Ever since the government of Botswana took a highly commendable decision last week to abandon the sale of Air Botswana to SA Airlink, the privatisation agency (Peepa) has been frantically running amok trying to absolve themselves from the untidy mess that had become the aborted transaction.
As was to be expected when giving out information on the stillborn deal (through a select platform of their favoured media friends), Peepa sticks to a clearly rehearsed strategy of only selectively giving out only that information that favours their designs.
It is also reprehensible how some media houses have allowed themselves to be used; from day one becoming gullible purveyors of the Peepa story – buying it line, hook and sinker without inklings of cynicism expected of watchdog players they claim to be.
While we find that bad enough, what is even more appalling is the blame shifting strategy the Peepa executives seem to have lately perfected.
We want to advise Peepa that instead of blaming everyone for their shortcomings and clutching at straws, they should get their house in order first.
The truth never to be forgotten is that Peepa remains a government company wholly financed from public money.
We have in the past supported calls on government to enact a privatisation law.
We still do.
We have also in the past gone at length to point out that, under the prevailing circumstances, it was inevitable that Peepa would encounter problems as a result of resistance and ill will from some empire builders in government.
Naturally, such people would feel that Peepa was encroaching if not attempting to dismantle their empires and turfs thereby bringing about an inevitable clash of interests.
In our more than a dozen articles and editorials, we said the absence of a parliament sanctified law caused not only uncertainty but also gave too much room to footloose wealth mongers who wanted to use the privatisation transactions for personal gain at the exclusion of the nation at large.
In fact, at the height of tensions surrounding Peepa, we went as far as to take sides with the government, precisely Vice President Ian Khama, when some Peepa board members wanted to overrule cabinet’s re-appointment of Joshua Galeforolwe as Chief Executive.

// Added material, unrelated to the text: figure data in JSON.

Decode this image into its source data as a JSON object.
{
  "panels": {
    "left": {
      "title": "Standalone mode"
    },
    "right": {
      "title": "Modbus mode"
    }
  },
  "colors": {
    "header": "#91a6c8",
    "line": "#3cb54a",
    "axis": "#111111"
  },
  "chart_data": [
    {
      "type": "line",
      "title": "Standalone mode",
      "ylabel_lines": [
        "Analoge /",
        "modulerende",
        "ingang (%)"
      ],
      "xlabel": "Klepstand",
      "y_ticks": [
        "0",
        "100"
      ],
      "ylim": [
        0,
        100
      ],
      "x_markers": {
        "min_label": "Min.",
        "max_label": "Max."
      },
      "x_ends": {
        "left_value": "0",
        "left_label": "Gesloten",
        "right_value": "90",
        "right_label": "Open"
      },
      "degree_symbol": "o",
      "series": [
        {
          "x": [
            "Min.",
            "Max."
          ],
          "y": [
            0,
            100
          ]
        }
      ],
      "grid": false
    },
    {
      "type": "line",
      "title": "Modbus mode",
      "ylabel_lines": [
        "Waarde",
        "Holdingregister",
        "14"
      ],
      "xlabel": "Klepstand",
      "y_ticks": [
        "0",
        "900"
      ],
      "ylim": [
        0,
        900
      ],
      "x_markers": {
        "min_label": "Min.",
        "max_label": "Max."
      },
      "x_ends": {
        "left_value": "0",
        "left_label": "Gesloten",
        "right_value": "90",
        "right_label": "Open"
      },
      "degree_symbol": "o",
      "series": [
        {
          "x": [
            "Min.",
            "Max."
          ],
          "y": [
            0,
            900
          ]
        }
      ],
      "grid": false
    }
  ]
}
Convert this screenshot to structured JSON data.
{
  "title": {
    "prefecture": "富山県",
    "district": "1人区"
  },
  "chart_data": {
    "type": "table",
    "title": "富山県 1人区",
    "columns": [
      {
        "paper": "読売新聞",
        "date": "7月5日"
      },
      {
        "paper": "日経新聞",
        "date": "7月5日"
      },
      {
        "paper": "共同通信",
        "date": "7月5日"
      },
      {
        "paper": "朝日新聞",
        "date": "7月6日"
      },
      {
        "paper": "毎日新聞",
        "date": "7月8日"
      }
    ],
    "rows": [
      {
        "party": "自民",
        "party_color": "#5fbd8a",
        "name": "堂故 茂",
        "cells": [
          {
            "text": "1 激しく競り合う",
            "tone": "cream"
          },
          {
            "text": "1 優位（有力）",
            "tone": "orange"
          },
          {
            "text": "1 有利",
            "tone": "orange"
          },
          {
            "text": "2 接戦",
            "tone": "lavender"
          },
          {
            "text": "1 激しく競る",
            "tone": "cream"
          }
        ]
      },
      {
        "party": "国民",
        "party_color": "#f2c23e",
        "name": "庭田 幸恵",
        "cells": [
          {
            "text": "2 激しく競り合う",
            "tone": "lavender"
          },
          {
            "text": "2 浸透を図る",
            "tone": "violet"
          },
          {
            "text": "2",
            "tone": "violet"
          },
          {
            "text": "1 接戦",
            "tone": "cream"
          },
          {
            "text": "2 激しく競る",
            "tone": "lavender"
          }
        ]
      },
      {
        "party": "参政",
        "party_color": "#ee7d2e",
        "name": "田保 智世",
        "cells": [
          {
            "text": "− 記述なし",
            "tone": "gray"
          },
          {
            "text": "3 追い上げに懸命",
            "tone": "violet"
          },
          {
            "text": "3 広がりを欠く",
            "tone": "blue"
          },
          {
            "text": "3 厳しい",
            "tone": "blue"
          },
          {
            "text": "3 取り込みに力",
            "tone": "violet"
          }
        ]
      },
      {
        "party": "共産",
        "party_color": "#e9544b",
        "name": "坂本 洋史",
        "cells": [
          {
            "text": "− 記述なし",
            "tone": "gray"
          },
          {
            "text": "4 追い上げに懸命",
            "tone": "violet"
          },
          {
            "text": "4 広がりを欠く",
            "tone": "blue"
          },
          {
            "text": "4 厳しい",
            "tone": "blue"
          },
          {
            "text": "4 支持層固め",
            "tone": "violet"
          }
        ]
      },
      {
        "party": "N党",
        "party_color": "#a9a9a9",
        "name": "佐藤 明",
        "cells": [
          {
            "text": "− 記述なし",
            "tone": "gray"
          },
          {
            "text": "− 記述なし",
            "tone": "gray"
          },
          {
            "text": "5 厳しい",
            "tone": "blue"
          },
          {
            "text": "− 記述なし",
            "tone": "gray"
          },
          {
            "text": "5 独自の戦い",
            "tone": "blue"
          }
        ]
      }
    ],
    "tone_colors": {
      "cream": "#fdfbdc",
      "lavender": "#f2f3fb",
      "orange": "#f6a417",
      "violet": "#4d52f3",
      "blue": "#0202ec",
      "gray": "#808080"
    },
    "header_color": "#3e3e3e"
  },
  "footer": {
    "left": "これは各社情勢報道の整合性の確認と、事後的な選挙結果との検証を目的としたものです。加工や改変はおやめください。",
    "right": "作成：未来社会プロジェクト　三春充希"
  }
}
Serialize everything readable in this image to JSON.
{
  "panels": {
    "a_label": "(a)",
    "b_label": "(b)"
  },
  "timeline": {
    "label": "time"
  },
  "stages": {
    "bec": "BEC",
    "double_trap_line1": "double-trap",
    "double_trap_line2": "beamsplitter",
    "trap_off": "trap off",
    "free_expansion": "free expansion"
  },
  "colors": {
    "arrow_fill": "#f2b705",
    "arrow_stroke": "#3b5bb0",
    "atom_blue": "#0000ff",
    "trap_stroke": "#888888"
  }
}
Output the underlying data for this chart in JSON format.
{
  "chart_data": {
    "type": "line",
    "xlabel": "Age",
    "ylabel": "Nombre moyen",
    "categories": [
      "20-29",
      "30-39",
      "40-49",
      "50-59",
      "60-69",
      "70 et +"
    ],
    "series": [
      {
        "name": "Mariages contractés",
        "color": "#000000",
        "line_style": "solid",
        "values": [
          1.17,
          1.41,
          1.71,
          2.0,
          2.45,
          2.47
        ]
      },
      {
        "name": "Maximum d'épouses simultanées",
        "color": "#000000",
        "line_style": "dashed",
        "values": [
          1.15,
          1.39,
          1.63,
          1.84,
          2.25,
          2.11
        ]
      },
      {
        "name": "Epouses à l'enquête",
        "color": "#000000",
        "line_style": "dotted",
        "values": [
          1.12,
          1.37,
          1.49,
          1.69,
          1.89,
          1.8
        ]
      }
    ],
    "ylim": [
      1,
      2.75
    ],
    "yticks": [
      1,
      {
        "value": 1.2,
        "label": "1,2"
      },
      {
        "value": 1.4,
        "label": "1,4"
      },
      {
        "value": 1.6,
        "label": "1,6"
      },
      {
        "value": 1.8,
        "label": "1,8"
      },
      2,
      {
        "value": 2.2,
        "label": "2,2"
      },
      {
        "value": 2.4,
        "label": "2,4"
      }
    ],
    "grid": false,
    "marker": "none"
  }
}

It would, therefore, be insincere and disingenuous for anyone, least of all Peepa executives, to read any ulterior motives in our disposition to them as an organization.
That said we want to point out that having sided with Peepa executives in the past did not in anyway mean we were indebted or beholden to them.
It was just that, at the time, we happened to be on the same wavelength in as far as we interpreted the unfolding events was concerned.
Having sided with them in the past was in no way a guarantee that we would turn a blind eye to their excesses and unsavory designs that included sinister attempts to use spin to dig themselves out of a litany of self inflicted problems; problems that worsened following a well debated parliamentary motion to call off the privatization of Air Botswana.
Although we sided with Peepa in the past, we have always taken it as our bounden duty to part ways with Peepa executives when we felt they were no longer serving national interests.
We sided with Peepa not out of any eagerness to gain the organisation’s approval as seems to be happening with some media houses but because we felt at the time that Peepa was being unfairly accused of wrongdoing.
The tables have changed and we think it is Peepa that is underperforming.
Early in the year, Peepa promised not only to privatize GEMVAS (the government car and housing scheme) they said they would also transfer a stake of BTC to private hands.
That sadly has not happened.
All we did and continue to do is to spell those shortcomings.
If, by so doing, we are guilty of any offence then we plead guilty as charged, gladly sign up the confession and cheerfully admit to being an enemy of Peepa.
We want to underscore the fact that we abhor the strategy by Peepa executives to try to blame everyone else but themselves.
That to us amounts to nothing more than clutching at the straws.
Peepa would do themselves a favour by internalising the age old adage that “when inside a hole stop digging.”
It’s surprising that though they are themselves masters of the art of criticising other people, Peepa executives would themselves not abide any form of criticisms from any quarters.
It is difficult to see how, against all evidence, Peepa executives want the nation to believe them and take them seriously when they say that all their shortcomings are an exclusive result of political sabotage by politicians who do not want to buy into the privatization process.
If Peepa executives are in touch with the public mood they would have long read what has been a groundswell of disillusionment against them and their organization which has now turned into resentment; a result of too much talk and no delivery.
Criticising everybody else while not doing their part as Peepa is wont to doing is a strategy of malingering hounds.
We expect more and better from an organization tasked with an infinitely important job of public sector reform.